There really isn't a lot you can do to a floor which is affordable and reversable other than throw down a rug. A washable rug isn't unthinkable in a kitchen but personally I don't like that solution, not least due to concerns over trip hazard when carrying hot items. Serious burns are not fun (he says, having poured boiling water over his foot many years ago).
That kitchen floor is MUCH less offensive than many. I believe that, after living there a month or two, it'll just become "the way it is" and you'll stop noticing it except when specifically looking for things to object to. Meanwhile, putting a light-colored work table in the middle of the kitchen might change the look of the room enough to make you happier.
Regarding the shower door... You may be able to dismount the doors and remount them upon departure, but the tracks will almost certainly need to stay in place. Personally I would STRONGLY recommend you talk to the landlord about this so he or she doesn't discover the change when you bring them to repair something; if they do approve this change they may also have opinions on where and how the doors should be stored. Again, though, I'd suggest you try living with it for a while and see how much it's really a problem rather than just being different.
Modifying walls: Hang art (up to and including quilts...); make sure it's properly supported per the complex's rules and be prepared to do some touch-up of the walls when you leave. And/or paint, with the owner's permission (again, they may insist it be repainted back to white when you leave).
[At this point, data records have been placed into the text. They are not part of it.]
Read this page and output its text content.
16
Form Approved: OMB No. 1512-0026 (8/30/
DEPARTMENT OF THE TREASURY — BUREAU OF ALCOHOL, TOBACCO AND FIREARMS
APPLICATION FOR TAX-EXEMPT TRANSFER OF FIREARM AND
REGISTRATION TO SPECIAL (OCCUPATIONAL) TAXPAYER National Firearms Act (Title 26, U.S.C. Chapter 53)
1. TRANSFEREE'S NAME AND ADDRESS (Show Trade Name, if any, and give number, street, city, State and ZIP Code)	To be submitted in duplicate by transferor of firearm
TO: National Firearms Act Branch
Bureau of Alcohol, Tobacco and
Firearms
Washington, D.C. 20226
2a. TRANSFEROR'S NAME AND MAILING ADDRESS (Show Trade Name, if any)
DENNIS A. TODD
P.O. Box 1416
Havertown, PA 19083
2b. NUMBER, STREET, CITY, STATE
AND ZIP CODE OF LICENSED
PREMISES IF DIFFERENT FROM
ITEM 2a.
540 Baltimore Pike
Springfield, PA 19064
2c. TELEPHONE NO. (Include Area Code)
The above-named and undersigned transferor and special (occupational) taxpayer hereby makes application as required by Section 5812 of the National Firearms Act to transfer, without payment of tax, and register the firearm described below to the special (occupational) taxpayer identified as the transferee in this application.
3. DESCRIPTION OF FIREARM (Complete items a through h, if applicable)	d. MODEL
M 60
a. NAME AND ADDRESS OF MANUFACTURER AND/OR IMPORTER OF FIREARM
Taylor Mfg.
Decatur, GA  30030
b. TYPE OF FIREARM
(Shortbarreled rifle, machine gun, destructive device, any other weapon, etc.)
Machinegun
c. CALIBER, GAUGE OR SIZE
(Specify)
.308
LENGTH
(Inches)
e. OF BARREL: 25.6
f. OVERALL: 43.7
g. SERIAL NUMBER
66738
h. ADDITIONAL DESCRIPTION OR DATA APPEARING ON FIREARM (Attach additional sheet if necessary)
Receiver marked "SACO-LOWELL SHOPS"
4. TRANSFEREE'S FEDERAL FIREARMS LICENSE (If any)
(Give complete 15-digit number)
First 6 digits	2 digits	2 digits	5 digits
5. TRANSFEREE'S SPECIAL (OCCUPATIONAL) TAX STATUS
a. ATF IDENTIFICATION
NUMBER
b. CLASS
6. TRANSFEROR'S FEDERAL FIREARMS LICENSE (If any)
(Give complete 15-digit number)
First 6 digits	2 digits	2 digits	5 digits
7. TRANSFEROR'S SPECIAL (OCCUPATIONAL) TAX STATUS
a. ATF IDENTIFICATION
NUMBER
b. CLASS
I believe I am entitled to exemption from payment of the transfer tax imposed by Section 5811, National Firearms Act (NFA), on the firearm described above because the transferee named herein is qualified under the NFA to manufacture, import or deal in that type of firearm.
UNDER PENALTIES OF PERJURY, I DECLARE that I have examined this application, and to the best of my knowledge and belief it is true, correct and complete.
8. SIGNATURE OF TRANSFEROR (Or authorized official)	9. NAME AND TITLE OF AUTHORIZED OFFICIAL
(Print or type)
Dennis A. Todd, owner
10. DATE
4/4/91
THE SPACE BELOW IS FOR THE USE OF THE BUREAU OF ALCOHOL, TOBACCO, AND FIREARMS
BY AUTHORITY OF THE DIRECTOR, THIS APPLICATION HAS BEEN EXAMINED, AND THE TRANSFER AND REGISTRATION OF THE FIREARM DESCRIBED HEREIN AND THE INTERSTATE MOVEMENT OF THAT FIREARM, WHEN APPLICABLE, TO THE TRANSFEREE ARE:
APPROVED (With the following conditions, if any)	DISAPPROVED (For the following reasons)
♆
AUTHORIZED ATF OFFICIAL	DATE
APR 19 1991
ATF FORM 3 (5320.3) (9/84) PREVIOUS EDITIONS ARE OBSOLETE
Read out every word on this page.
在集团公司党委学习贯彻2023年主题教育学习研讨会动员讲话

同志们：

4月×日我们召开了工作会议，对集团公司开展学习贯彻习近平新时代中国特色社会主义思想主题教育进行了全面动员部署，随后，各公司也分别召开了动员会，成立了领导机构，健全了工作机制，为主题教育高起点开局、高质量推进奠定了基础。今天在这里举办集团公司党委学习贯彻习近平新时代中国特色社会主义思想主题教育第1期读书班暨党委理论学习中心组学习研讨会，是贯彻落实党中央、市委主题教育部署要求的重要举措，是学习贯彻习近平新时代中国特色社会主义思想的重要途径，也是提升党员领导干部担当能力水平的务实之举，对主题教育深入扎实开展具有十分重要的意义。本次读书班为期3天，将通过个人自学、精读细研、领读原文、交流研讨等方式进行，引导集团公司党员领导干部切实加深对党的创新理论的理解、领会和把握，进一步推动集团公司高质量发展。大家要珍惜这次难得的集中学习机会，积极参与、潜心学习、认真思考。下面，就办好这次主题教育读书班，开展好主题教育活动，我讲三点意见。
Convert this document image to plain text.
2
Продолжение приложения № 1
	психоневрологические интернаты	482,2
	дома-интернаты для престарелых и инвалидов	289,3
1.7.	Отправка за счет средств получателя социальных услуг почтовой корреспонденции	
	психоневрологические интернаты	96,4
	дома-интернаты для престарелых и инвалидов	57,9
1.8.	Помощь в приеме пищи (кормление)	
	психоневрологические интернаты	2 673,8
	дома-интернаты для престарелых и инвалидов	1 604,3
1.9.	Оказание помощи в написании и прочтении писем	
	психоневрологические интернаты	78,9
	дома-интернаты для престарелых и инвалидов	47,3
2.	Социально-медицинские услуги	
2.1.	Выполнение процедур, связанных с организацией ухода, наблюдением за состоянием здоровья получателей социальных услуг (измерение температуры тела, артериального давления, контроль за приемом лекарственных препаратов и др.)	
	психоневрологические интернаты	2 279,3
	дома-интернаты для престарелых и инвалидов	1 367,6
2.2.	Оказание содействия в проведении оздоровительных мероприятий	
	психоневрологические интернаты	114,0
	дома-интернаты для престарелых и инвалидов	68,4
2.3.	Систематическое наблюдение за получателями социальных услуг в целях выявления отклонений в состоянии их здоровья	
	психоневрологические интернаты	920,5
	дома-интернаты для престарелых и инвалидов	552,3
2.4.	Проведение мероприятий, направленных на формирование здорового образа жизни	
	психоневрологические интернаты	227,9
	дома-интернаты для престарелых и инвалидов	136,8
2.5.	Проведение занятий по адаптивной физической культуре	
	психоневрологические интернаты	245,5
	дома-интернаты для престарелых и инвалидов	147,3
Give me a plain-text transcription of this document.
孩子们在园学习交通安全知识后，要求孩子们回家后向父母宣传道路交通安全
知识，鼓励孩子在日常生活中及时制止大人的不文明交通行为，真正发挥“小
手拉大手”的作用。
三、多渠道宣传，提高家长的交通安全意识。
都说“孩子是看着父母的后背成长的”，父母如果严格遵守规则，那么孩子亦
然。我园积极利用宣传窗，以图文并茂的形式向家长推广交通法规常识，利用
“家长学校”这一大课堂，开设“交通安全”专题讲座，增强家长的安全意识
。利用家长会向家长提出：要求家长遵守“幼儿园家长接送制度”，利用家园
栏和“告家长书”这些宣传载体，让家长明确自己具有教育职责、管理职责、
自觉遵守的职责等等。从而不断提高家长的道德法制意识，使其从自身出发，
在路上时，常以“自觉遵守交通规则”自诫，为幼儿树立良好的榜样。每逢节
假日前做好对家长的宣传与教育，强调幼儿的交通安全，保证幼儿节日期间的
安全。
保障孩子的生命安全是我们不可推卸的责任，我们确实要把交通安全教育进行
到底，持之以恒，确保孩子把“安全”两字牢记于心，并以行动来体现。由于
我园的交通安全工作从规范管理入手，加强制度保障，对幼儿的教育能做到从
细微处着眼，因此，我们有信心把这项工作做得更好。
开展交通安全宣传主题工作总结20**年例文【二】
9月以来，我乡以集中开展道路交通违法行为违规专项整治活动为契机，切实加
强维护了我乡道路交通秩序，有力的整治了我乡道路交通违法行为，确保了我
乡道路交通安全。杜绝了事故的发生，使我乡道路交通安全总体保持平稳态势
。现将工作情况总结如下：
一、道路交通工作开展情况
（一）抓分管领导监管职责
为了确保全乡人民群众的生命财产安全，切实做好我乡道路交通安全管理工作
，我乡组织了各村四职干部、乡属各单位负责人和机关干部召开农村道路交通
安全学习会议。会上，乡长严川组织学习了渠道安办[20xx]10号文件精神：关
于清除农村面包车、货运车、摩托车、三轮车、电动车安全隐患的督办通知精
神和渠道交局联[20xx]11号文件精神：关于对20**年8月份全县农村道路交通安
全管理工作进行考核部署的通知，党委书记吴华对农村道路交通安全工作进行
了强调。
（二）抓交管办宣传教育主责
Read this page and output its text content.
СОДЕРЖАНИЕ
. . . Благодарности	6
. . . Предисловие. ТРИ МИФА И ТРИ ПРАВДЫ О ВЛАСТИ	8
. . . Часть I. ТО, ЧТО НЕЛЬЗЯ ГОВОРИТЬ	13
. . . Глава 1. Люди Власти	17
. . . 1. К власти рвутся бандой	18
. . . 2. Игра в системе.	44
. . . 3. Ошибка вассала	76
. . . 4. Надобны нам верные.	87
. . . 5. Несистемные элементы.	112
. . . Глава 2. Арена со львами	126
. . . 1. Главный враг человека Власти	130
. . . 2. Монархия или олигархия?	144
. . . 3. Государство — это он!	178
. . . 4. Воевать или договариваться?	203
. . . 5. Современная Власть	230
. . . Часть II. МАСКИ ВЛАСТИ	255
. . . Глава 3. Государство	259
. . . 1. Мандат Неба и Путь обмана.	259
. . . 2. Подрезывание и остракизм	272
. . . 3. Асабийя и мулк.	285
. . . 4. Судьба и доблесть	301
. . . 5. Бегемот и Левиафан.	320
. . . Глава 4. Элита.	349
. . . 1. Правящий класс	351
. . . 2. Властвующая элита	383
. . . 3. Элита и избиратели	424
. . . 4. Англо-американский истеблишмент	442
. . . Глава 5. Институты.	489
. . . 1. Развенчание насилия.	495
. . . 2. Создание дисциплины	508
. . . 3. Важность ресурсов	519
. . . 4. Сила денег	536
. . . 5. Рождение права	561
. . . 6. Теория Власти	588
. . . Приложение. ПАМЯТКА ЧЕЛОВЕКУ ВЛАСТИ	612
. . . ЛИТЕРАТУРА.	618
Or put up freestanding bookcases, or other furnishings to break up the wall. (I once built a full-wall shelving-and-clothes-rails system for one apartment which was badly short of closet space. About $100 worth of white Melamine-covered fiberboard plus hardware. Backless, mostly freestanding, braced against the wall at each end of the room and with a few brackets anchoring it to studs to make it somewhat childproof. Much cheaper and more roomy than buying an armoire, not stylish but functional.)
Ceilings: If you're looking at the ceilings of a rental at any time except when in bed, you're probably looking too hard.
It's a rental. It will never be perfect. Settle for making it functional and comfortable. Your next apartment will have a whole new set of issues.